Le bus avait vomi ses touristes sur la place Jacques Coeur, haut lieu touristique de Bourges, et je fus tout de suite intrigué par le personnage accoudé à sa fenêtre d’Eternité. Sur une note monocorde, une guide affligeante, moustachue et soporifique balançait ses pléthores d’explications conventionnées aux badauds, plus occupés à se dégourdir les jambes qu’à suivre ses commentaires historiques.

 

Il m’impressionnait, ce quidam de premier étage ; il y avait dans son positionnement expectant, quelque chose de surréaliste, d’architectural ; sculpté dans cet attentisme extatique, il ajoutait encore à son voyeurisme séculier. De fait, je ne savais plus qui visitait l’autre…

 

Entre courants d’air et coups de vent, il a dû en voir descendre d’autocars, des estivants, devant sa belle maison, le Jacques Coeur. C’est qu’il a dû se faire photographier sous toutes les coutures, le brave homme. Figé dans le granit, il est comme une gargouille avenante, armé de sentiments humains, de la tiédeur estivale jusqu’à la froideur hivernale. Curieux, il doit savoir tout ce qui se passe devant son palais.

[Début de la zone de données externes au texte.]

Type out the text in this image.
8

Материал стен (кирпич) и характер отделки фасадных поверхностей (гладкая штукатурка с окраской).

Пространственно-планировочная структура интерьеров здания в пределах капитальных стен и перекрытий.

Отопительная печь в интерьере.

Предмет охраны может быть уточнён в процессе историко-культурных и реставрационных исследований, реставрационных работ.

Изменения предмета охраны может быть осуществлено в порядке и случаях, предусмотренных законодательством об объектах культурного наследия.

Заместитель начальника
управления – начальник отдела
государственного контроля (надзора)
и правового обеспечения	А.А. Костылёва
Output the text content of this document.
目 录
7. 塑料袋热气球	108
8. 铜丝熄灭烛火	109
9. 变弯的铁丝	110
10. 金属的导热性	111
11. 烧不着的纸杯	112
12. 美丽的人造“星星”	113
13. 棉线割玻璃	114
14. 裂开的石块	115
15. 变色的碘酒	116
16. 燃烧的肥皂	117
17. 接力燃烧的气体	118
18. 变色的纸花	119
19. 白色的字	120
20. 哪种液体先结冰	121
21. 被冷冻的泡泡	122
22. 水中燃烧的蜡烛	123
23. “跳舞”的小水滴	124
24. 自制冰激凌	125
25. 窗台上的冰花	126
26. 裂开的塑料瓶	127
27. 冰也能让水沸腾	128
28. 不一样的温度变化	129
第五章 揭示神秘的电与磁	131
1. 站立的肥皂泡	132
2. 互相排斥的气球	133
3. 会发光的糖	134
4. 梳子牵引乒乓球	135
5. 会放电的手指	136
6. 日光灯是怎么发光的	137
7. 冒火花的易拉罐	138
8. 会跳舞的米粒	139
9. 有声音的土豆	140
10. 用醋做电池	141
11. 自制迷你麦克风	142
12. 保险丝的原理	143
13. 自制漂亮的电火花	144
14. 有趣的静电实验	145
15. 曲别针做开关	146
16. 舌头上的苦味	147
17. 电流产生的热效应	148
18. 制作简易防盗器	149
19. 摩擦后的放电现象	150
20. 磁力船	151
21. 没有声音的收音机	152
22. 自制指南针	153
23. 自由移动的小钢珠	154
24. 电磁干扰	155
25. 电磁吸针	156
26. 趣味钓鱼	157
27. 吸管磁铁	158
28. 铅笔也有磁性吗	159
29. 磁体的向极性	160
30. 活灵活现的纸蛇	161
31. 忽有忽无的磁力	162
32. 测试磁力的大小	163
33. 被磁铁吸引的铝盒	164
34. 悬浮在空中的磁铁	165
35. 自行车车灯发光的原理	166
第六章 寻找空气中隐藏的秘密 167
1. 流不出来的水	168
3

Siècles faisant, de son balcon, il regarde défiler les révolutions, les saisons, les feux d’artifice de quatorze juillet, les processions, les récoltes, les maires, les famines, les révoltes, les guerres, les tours de France…

Ha, il a dû en voir passer, des bourgeoises, cheminant d’échoppe en échoppe, des ribaudes aux parfums exaltants, des colporteurs de tout poil, des vide-goussets si prestes pendant leurs manœuvres d’extorsion. Il a dû les compter les manants, les malandrins, les jacques, la main tendue, quémandant le moindre écu. Il a dû en voir mourir, des gibiers de potence, des écartelés d’inquisition, des pauvres erres de guillotine, des condamnés de peloton d’exécution ; il a dû les transpirer, ces horreurs… Sous sa poterne, il a dû en voir s’embrasser des amants à la lueur des lanternes ; il a dû sentir palpiter son cœur de pierre…

 

Soudain, un coup de vent souleva un nuage de poussière si près de cette statue attentive. Je crois que j’ai éternué plusieurs fois, que mes yeux se sont embrouillés et que mes oreilles se sont bouchées, un peu comme pendant une crise d’allergie que rien n’allège. Pourtant, je voyais tout, j’entendais tout, je sentais tout…

 

« Gwladys, Gwladys, ma fille !... Mais arrête de donner à manger aux pigeons !... Et ne dis pas que ce n’est pas toi, je t’ai vue !... C’est toi qui ramasses toutes les miettes sous l’étal du maître boulanger !... Oui, d’accord, mais ils me salopent tous les balcons !... Et regarde : je suis tout médaillé de leurs souillures !... Rapporte-moi plutôt la commande que j’ai faite auprès du maître gantier ! Tu passeras aussi chez l’herboriste, j’ai besoin d’une fiole d’onguent de bourgeons de peuplier pour soigner ces foutues douleurs rhumatismales !... Oswin !...  Oswin !... Mon fidèle valet, cours chez dame poissarde et ramène quelques truites du jour !... Prends aussi des bougies chez l’oribusier !... » 

 

Partout, ce n’était qu’effluves croustillants de viande tournée à la broche, odeurs de pierre mouillée, remugles de paille fraîche, parfums obsédants de bouquets champêtres, senteurs capiteuses de sueurs de bœufs et de chevaux…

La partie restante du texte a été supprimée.